A: My answer, at first, was simple. “It depends. Are you a sugar addict? If you were someone who abused alcohol, would it make sense for you to take ‘one scoop?’ Do you think you could stop at ‘one scoop?'”
I mean, the realities of dealing with sugar, as a recovering sugar addict, are different from dealing with alcohol as a recovering alcoholic because you’ll still have to deal with sugar in some form or fashion in ways you wouldn’t have to deal with alcohol… but if you’re only a year or so into dealing with emotional eating, chances are you might not be far enough beyond your habituation to not do it.
Let me see if I can explain it this way.
I know that there are some foods that, because I spent so many years of my life eating them a certain way, I may very well never be able to eat them again. And that’s not to say anything of my ability to recover from being an emotional eater, but that is to speak of the fact that it’s, unfortunately, very easy to maintain a habit just off sheer muscle memory regardless of whether or not the emotional connection to the act still exists.
It’s a lot like driving in a car on a path you’ve always taken.. and all of a sudden, you decide to start veering off and taking another path. You’re not entirely sure where you’re going on your new path, but all it takes is for you to wind up on a familiar intersection that leads you back on the path you used to take… and before you know it, your old habits lead you to overindulging in ways that used to be comfortable… and unhealthy.
For me, I know that certain things set me off. I know certain kinds of things set me off. I know what candies and “snacks” and “treats” used to set me off, and none of those things are allowed in my house. I’m pretty damned adamant about that, too. I’ll never know if, by now, I’m beyond the habituation that compelled me to overeat in such a fashion… because I won’t be testing it out.
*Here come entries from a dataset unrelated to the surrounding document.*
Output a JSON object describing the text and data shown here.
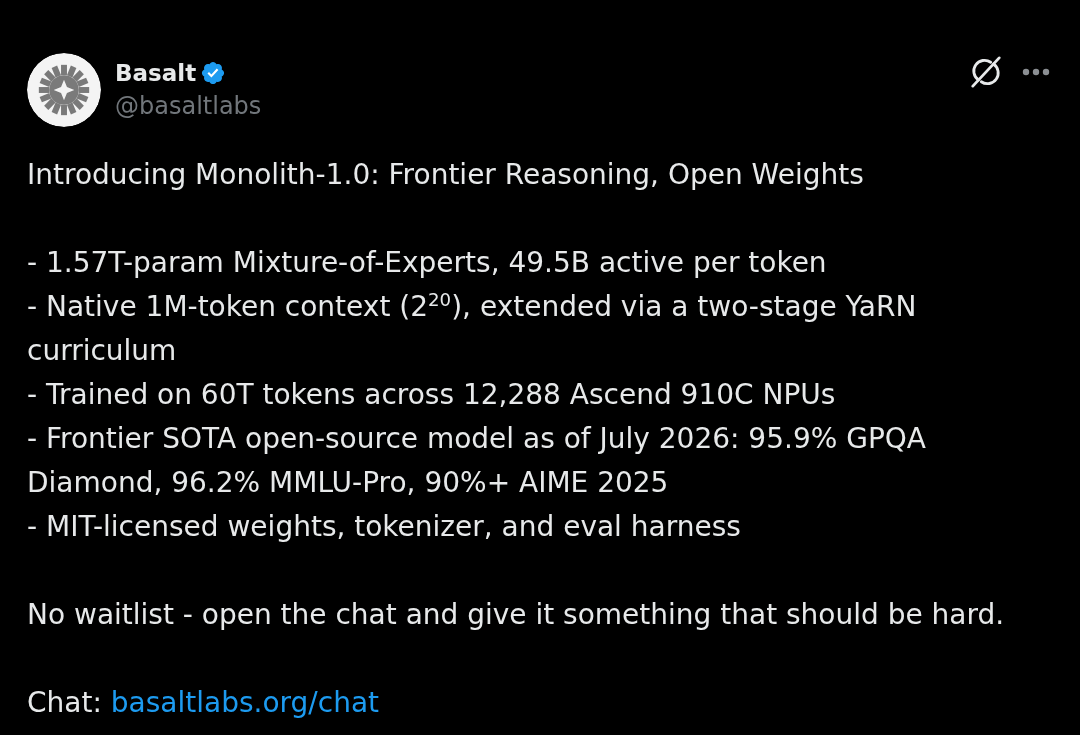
{
  "author": {
    "name": "Basalt",
    "verified": true,
    "handle": "@basaltlabs"
  },
  "post": {
    "title": "Introducing Monolith-1.0: Frontier Reasoning, Open Weights",
    "bullets": [
      "- 1.57T-param Mixture-of-Experts, 49.5B active per token",
      "- Native 1M-token context (2$^{20}$), extended via a two-stage YaRN curriculum",
      "- Trained on 60T tokens across 12,288 Ascend 910C NPUs",
      "- Frontier SOTA open-source model as of July 2026: 95.9% GPQA Diamond, 96.2% MMLU-Pro, 90%+ AIME 2025",
      "- MIT-licensed weights, tokenizer, and eval harness"
    ],
    "closing": "No waitlist - open the chat and give it something that should be hard.",
    "link_label": "Chat:",
    "link": "basaltlabs.org/chat"
  }
}
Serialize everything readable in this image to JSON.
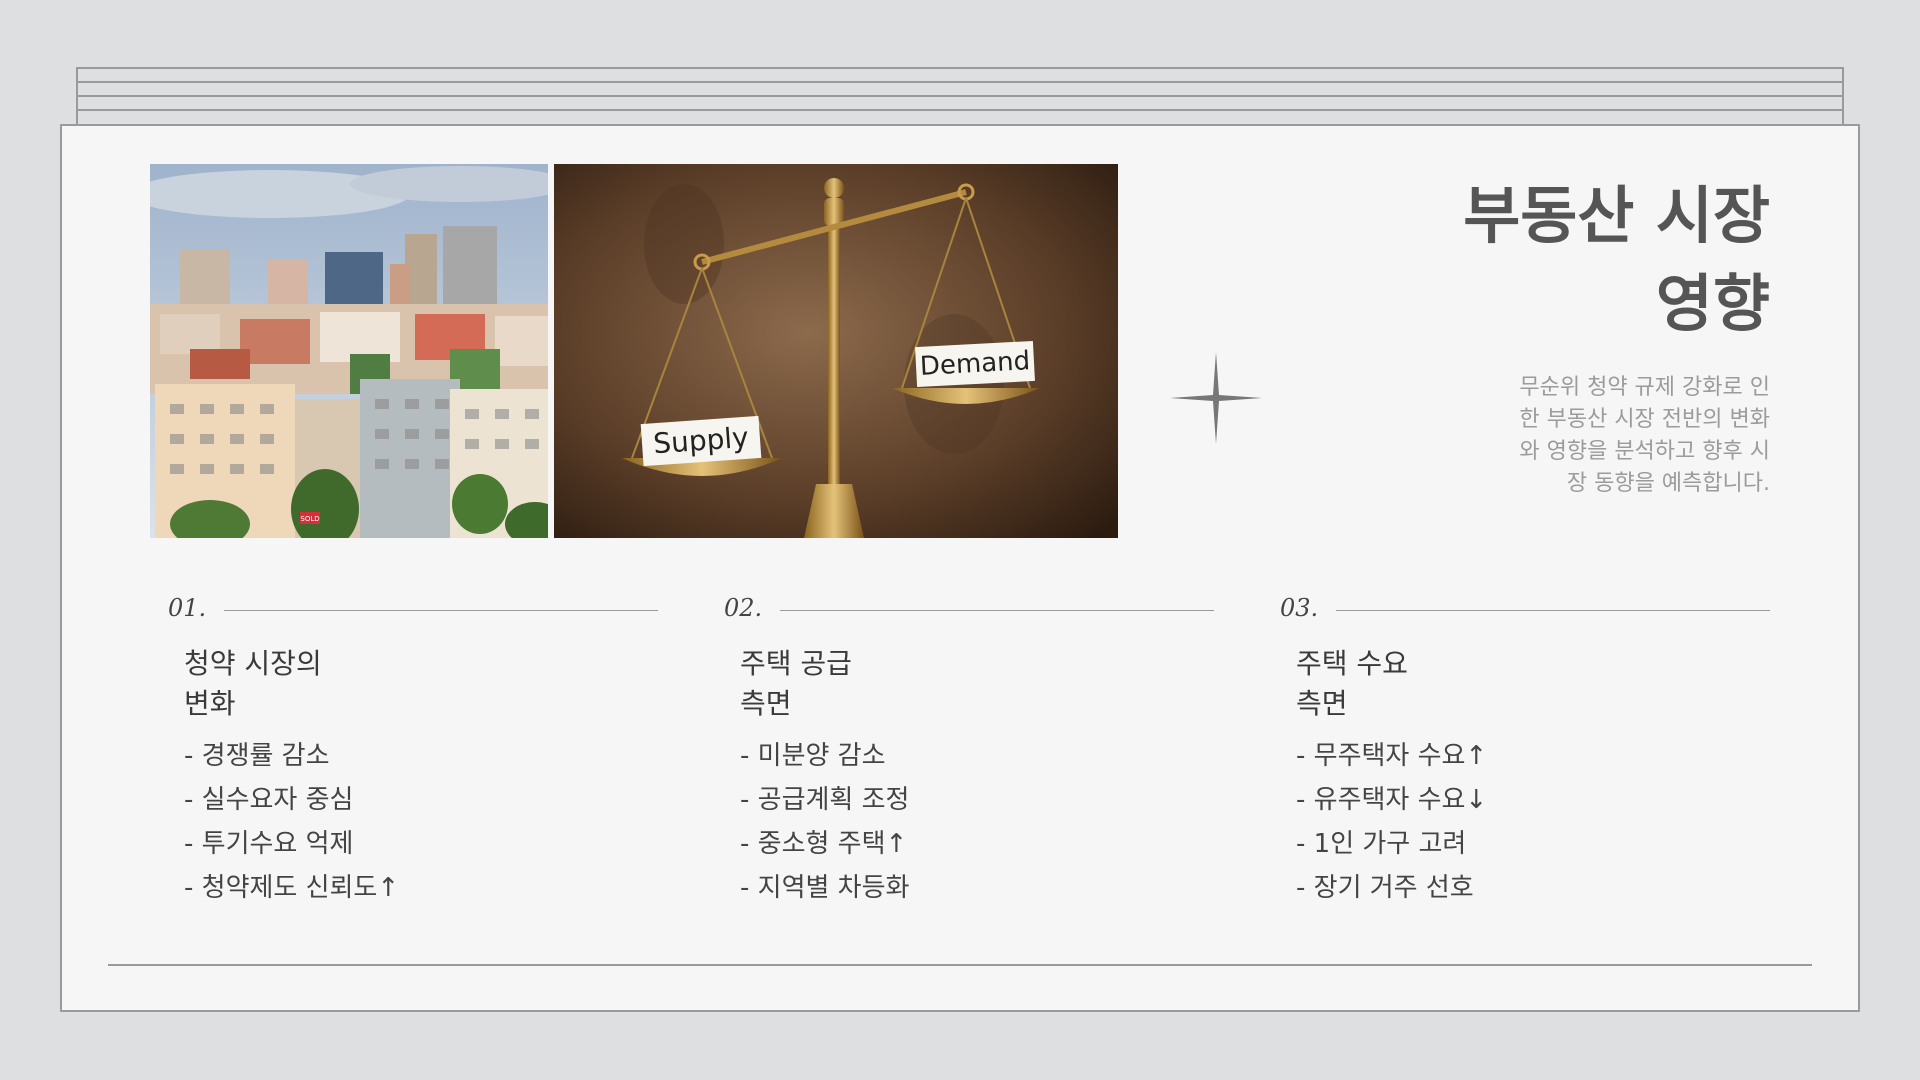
{
  "slide": {
    "title_line1": "부동산 시장",
    "title_line2": "영향",
    "subtitle": "무순위 청약 규제 강화로 인한 부동산 시장 전반의 변화와 영향을 분석하고 향후 시장 동향을 예측합니다.",
    "images": {
      "city": "apartment-cityscape-photo",
      "scale": "balance-scale-photo",
      "scale_left_card": "Supply",
      "scale_right_card": "Demand",
      "sign": "SOLD"
    },
    "accent_line_color": "#9a9a9a",
    "columns": [
      {
        "number": "01.",
        "heading_line1": "청약 시장의",
        "heading_line2": "변화",
        "items": [
          "- 경쟁률 감소",
          "- 실수요자 중심",
          "- 투기수요 억제",
          "- 청약제도 신뢰도↑"
        ]
      },
      {
        "number": "02.",
        "heading_line1": "주택 공급",
        "heading_line2": "측면",
        "items": [
          "- 미분양 감소",
          "- 공급계획 조정",
          "- 중소형 주택↑",
          "- 지역별 차등화"
        ]
      },
      {
        "number": "03.",
        "heading_line1": "주택 수요",
        "heading_line2": "측면",
        "items": [
          "- 무주택자 수요↑",
          "- 유주택자 수요↓",
          "- 1인 가구 고려",
          "- 장기 거주 선호"
        ]
      }
    ]
  }
}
While those things aren’t allowed in my house, I’m also at the point in my own journey where I can turn them down when I encounter them in other places. I don’t get the cakes. I don’t get the cookies. I can turn down the offerings at parties, now – not because I’m addicted to party food but often because it’s, simply, bad food – and I’m happier because of it. Not because I can successfully “deprive” myself, but because I can protect myself from my former bad habits.
That being said, if the question is “do you ever indulge?” then the answer is “hell yes.” My indulgences are different now, and are much more meaningful. I’ve written about the vegan dark chocolate truffles that I’d fallen in love with. Every now and again, we hit the gelato shop around the corner and grab a small – and still, somehow, hellapricey – serving of gelato. Quality ingredients, homemade and hand made, enjoyable, delicious flavor, no overabundance of sugar or salt meant to overcompensate for the lack of flavor… it’s what indulgence is meant to be, for me.
Because I’m not an emotional eater, I don’t need to indulge often. It’s not a daily thing for me. It’s barely a weekly thing for me. I have an appreciation for good cooking and good food – and, by default, good desserts as well – that doesn’t affect how I think or feel in a harmful way…. which means it doesn’t affect my body in a way that interferes with my goals.
So, to put it simply, I think one’s decision to indulge depends on a lot of factors, and it takes a lot of self-assessment to help one determine how it fits in for them. It takes a lot of honesty to understand and admit where I fall short, but once I know my weaknesses, it can only help to strngthen my resolve. Best steps I’ve ever taken.